ELECTRONICS & INTEGRATION | As a Bosch Performance Line CX-equipped bike, there’s no surprise that the power of the Ibis Oso is stellar. The 750Wh battery offers impressive range, and with so much bike on either side of it, the weight is not so noticeable. The Ibis unfortunately makes use of the previous generation smart system, retaining the overly bulky LED remote on the bar and the Kiox 300 display. We’d love to see the new Mini Remote fitted instead to improve ergonomics and reduce bar clutter, especially at this price point.
CLIMBING | The seated position on the Ibis is nicely upright thanks to the relatively steep seat tube angle, helping to offset the long reach to avoid an overly stretched body position. There’s ample weight on the front wheel to allow the Bosch drive unit to power up the steeper sections of climb, and a nice blend of efficiency and traction from the DW-Link rear end. The bottom bracket height is the crux of the Oso though, with the extra spread between the axles making it more likely to find a rock inconveniently positioned in a space that blocks your crank. If you live in an area with a lot of chunky rock on your climbs, or descents, you may struggle with the Oso.
DESCENDING | The Oso loves to hold the throttle wide open and attack the fast and rough descents, with the DW-Link suspension giving traction and confidence above the usual pay grade of a 155mm travel rear end. We’d love to test out a longer stroke shock in the Ibis as the extra travel would likely turn it into an absolute animal. With the longest wheelbase on test, it’ll come as no surprise that it prefers the higher speed runs to the tight and tech, though it wasn’t quite as unwieldy when the corners tightened up as we had expected. Of course, sizing down would yield a more nimble machine, but we didn’t feel comfortable opting for the smaller size due to the resulting cramped seated position.
There’s a healthy amount of compliance to generate traction in the rear, but Ibis worked some magic with that monostay rear end and managed to deliver enough stiffness to carve hard in grippy berms without flexing and wallowing excessively, even for our 220lbs tester Robert. We didn’t find any issues with hitting the end of the stroke prematurely, quite impressive considering how hard we were encouraged to ride on the Oso.

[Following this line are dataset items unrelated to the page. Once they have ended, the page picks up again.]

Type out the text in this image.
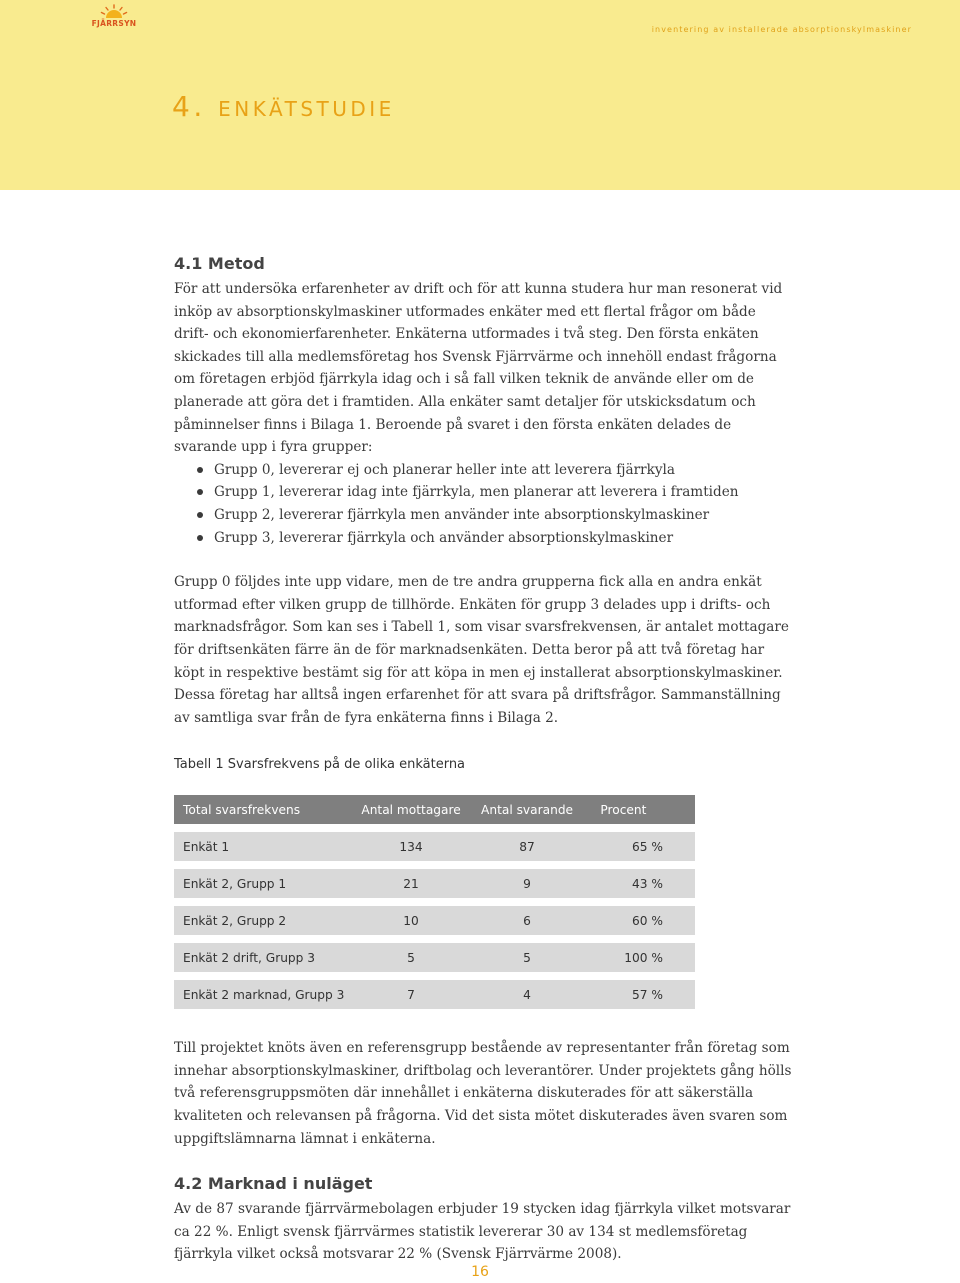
FJÄRRSYN
inventering av installerade absorptionskylmaskiner
4. enkätstudie
4.1 Metod

För att undersöka erfarenheter av drift och för att kunna studera hur man resonerat vid inköp av absorptionskylmaskiner utformades enkäter med ett flertal frågor om både drift- och ekonomierfarenheter. Enkäterna utformades i två steg. Den första enkäten skickades till alla medlemsföretag hos Svensk Fjärrvärme och innehöll endast frågorna om företagen erbjöd fjärrkyla idag och i så fall vilken teknik de använde eller om de planerade att göra det i framtiden. Alla enkäter samt detaljer för utskicksdatum och påminnelser finns i Bilaga 1. Beroende på svaret i den första enkäten delades de svarande upp i fyra grupper:

Grupp 0, levererar ej och planerar heller inte att leverera fjärrkyla
Grupp 1, levererar idag inte fjärrkyla, men planerar att leverera i framtiden
Grupp 2, levererar fjärrkyla men använder inte absorptionskylmaskiner
Grupp 3, levererar fjärrkyla och använder absorptionskylmaskiner

Grupp 0 följdes inte upp vidare, men de tre andra grupperna fick alla en andra enkät utformad efter vilken grupp de tillhörde. Enkäten för grupp 3 delades upp i drifts- och marknadsfrågor. Som kan ses i Tabell 1, som visar svarsfrekvensen, är antalet mottagare för driftsenkäten färre än de för marknadsenkäten. Detta beror på att två företag har köpt in respektive bestämt sig för att köpa in men ej installerat absorptionskylmaskiner. Dessa företag har alltså ingen erfarenhet för att svara på driftsfrågor. Sammanställning av samtliga svar från de fyra enkäterna finns i Bilaga 2.

Tabell 1 Svarsfrekvens på de olika enkäterna
Total svarsfrekvens	Antal mottagare	Antal svarande	Procent

Enkät 1	134	87	65 %

Enkät 2, Grupp 1	21	9	43 %

Enkät 2, Grupp 2	10	6	60 %

Enkät 2 drift, Grupp 3	5	5	100 %

Enkät 2 marknad, Grupp 3	7	4	57 %

Till projektet knöts även en referensgrupp bestående av representanter från företag som innehar absorptionskylmaskiner, driftbolag och leverantörer. Under projektets gång hölls två referensgruppsmöten där innehållet i enkäterna diskuterades för att säkerställa kvaliteten och relevansen på frågorna. Vid det sista mötet diskuterades även svaren som uppgiftslämnarna lämnat i enkäterna.

4.2 Marknad i nuläget

Av de 87 svarande fjärrvärmebolagen erbjuder 19 stycken idag fjärrkyla vilket motsvarar ca 22 %. Enligt svensk fjärrvärmes statistik levererar 30 av 134 st medlemsföretag fjärrkyla vilket också motsvarar 22 % (Svensk Fjärrvärme 2008).

16
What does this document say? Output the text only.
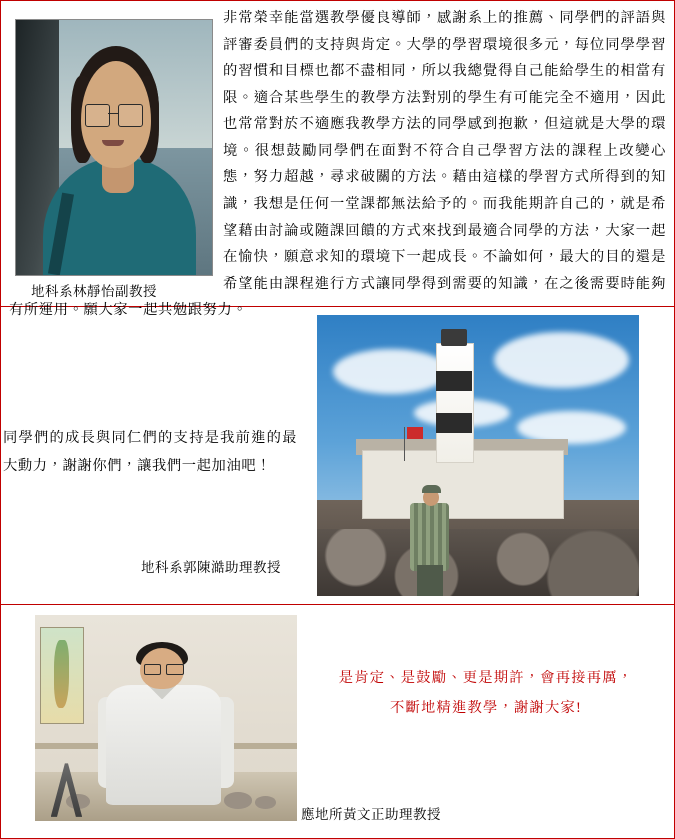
非常榮幸能當選教學優良導師，感謝系上的推薦、同學們的評語與評審委員們的支持與肯定。大學的學習環境很多元，每位同學學習的習慣和目標也都不盡相同，所以我總覺得自己能給學生的相當有限。適合某些學生的教學方法對別的學生有可能完全不適用，因此也常常對於不適應我教學方法的同學感到抱歉，但這就是大學的環境。很想鼓勵同學們在面對不符合自己學習方法的課程上改變心態，努力超越，尋求破關的方法。藉由這樣的學習方式所得到的知識，我想是任何一堂課都無法給予的。而我能期許自己的，就是希望藉由討論或隨課回饋的方式來找到最適合同學的方法，大家一起在愉快，願意求知的環境下一起成長。不論如何，最大的目的還是希望能由課程進行方式讓同學得到需要的知識，在之後需要時能夠有所運用。願大家一起共勉跟努力。
地科系林靜怡副教授
同學們的成長與同仁們的支持是我前進的最大動力，謝謝你們，讓我們一起加油吧！
地科系郭陳澔助理教授
是肯定、是鼓勵、更是期許，會再接再厲，
不斷地精進教學，謝謝大家!
應地所黃文正助理教授
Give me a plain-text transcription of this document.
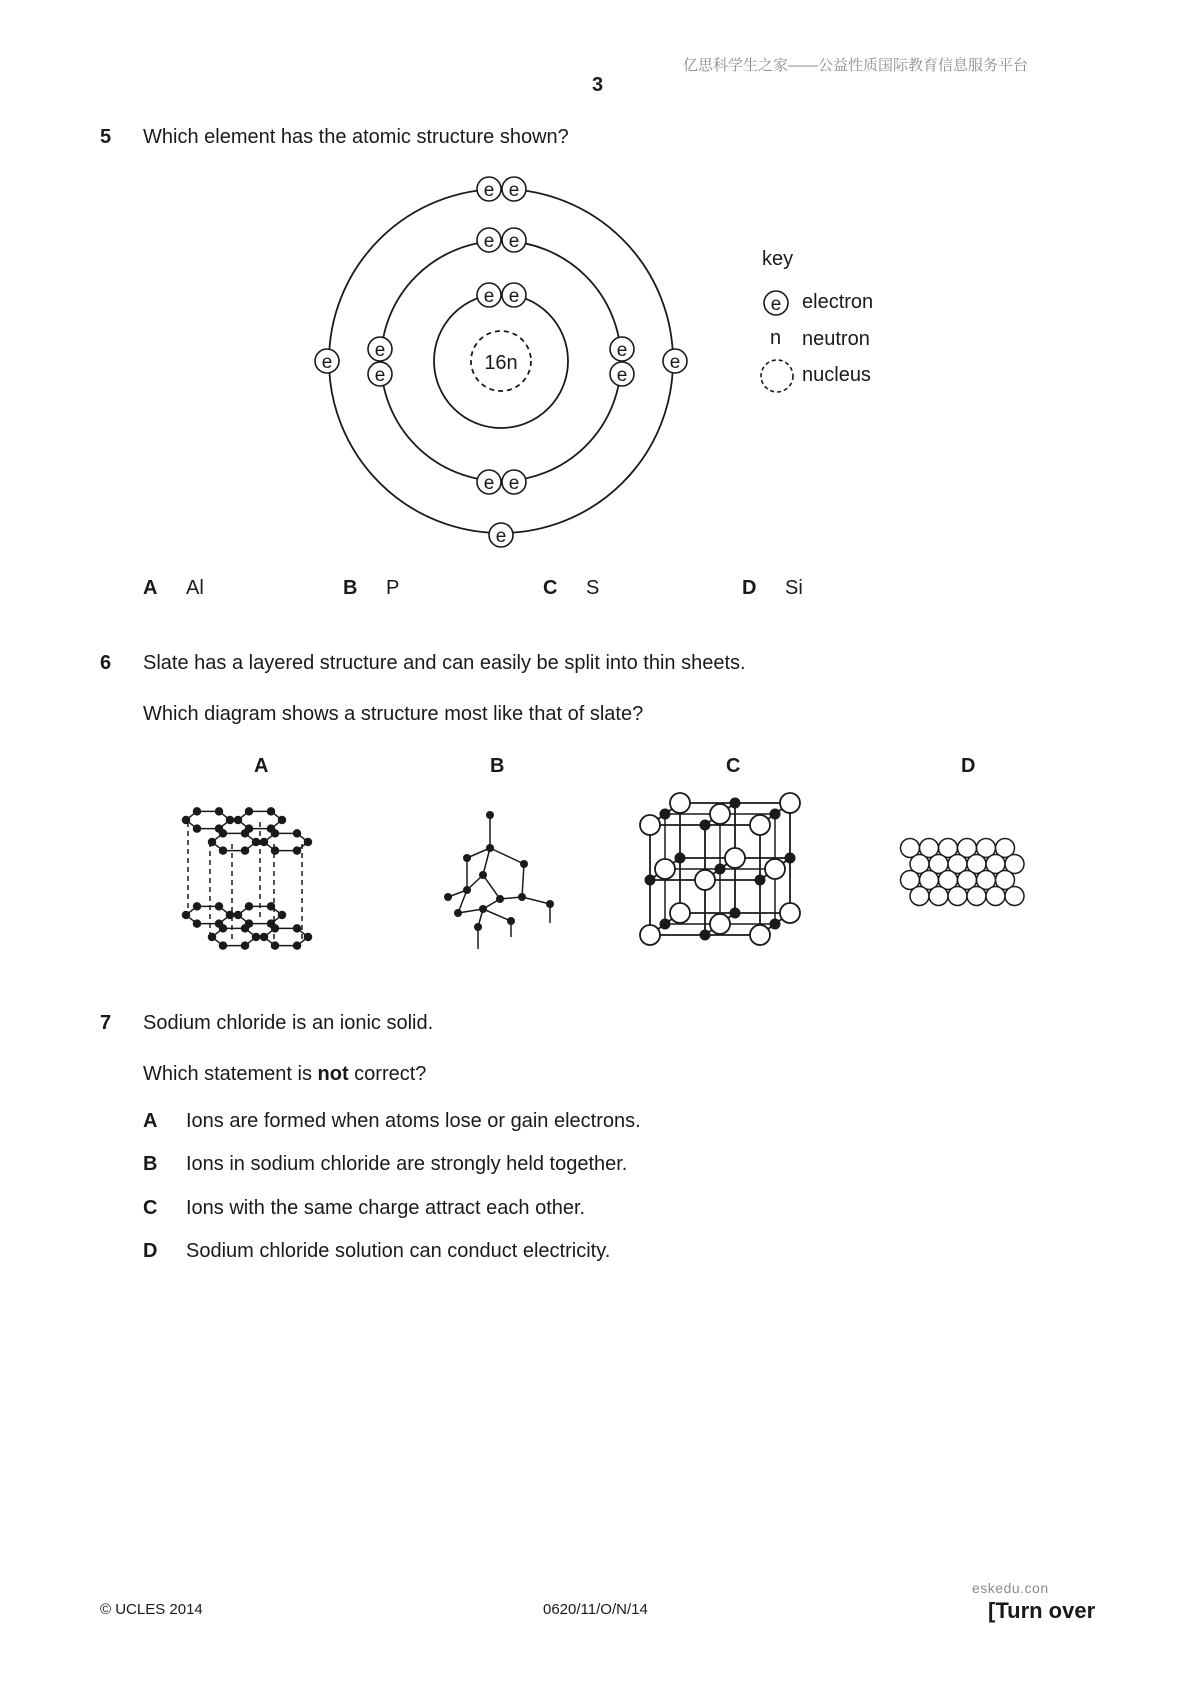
亿思科学生之家——公益性质国际教育信息服务平台
3
5 Which element has the atomic structure shown?
16n
e e
e e
e e
e
e
e
e
e	e
e e
e
key
e electron
n neutron
nucleus
A Al	B P	C S	D Si
6 Slate has a layered structure and can easily be split into thin sheets.
Which diagram shows a structure most like that of slate?
A	B	C	D
7 Sodium chloride is an ionic solid.
Which statement is not correct?
A Ions are formed when atoms lose or gain electrons.
B Ions in sodium chloride are strongly held together.
C Ions with the same charge attract each other.
D Sodium chloride solution can conduct electricity.
© UCLES 2014	0620/11/O/N/14
eskedu.con
[Turn over
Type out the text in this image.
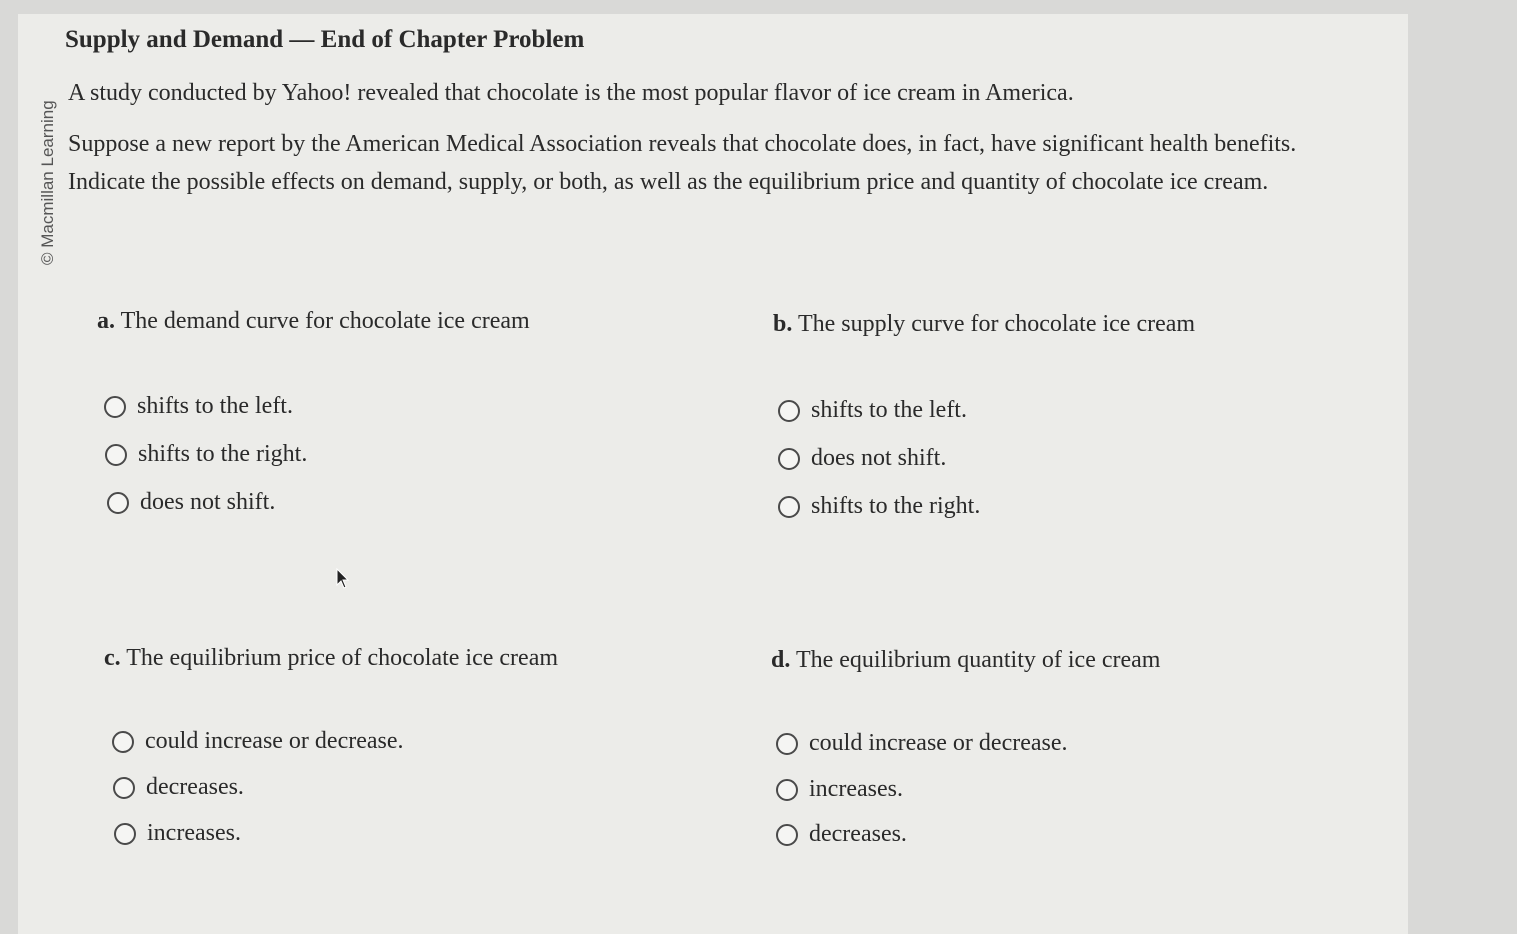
© Macmillan Learning
Supply and Demand — End of Chapter Problem
A study conducted by Yahoo! revealed that chocolate is the most popular flavor of ice cream in America.
Suppose a new report by the American Medical Association reveals that chocolate does, in fact, have significant health benefits.
Indicate the possible effects on demand, supply, or both, as well as the equilibrium price and quantity of chocolate ice cream.
a. The demand curve for chocolate ice cream
shifts to the left.
shifts to the right.
does not shift.
b. The supply curve for chocolate ice cream
shifts to the left.
does not shift.
shifts to the right.
c. The equilibrium price of chocolate ice cream
could increase or decrease.
decreases.
increases.
d. The equilibrium quantity of ice cream
could increase or decrease.
increases.
decreases.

FINISH AND VALUE | If you’re far enough away from the Oso, the striking looks of the curvaceous carbon fiber frame conjure up boutique, premium quality notions. Look closer through, and it’s not quite as polished as its $11k price tag might suggest. The battery cover is flimsy plastic and doesn’t fit well to the hatch in the carbon fiber frame, and some of the areas around the linkage hardware are a little rough. The component spec is solid, but with a Performance level Fox 38 fork with just the GRIP damper, SRAM GX drivetrain and a host of in-house components, you’re left scratching your head at that high price tag. We can’t say the Ibis Oso is good value, but that won’t matter to everyone.
The Wolf’s Last Word
The Ibis Oso is a bike that loves to charge and has some striking looks that many crew members and passersby appreciated. The price tag is hard to swallow considering the mediocre parts spec though, and the sizing gaps would leave us stranded in a no man’s land where we’d have to compromise too much to be happy to buy one, if we ignored the price. Should you fit within the size spectrum, and you’ve got the Oso on your mind, it is a good-riding bike that will certainly perform.
WHO’S IT FOR?
If you’re comfortable with one of the sizes and not sat in between like most of us, and feel comfortable with the value on offer, then the Oso would make for a formidable self-shuttle downhill style eMTB, or certainly a hard hitting enduro machine. It won’t suit riders with frequent technical climbs in chunky terrain, or those with particularly tight turns unless they opt to size down, but when you get it up to speed and charging the chunder, it’s an impressive machine.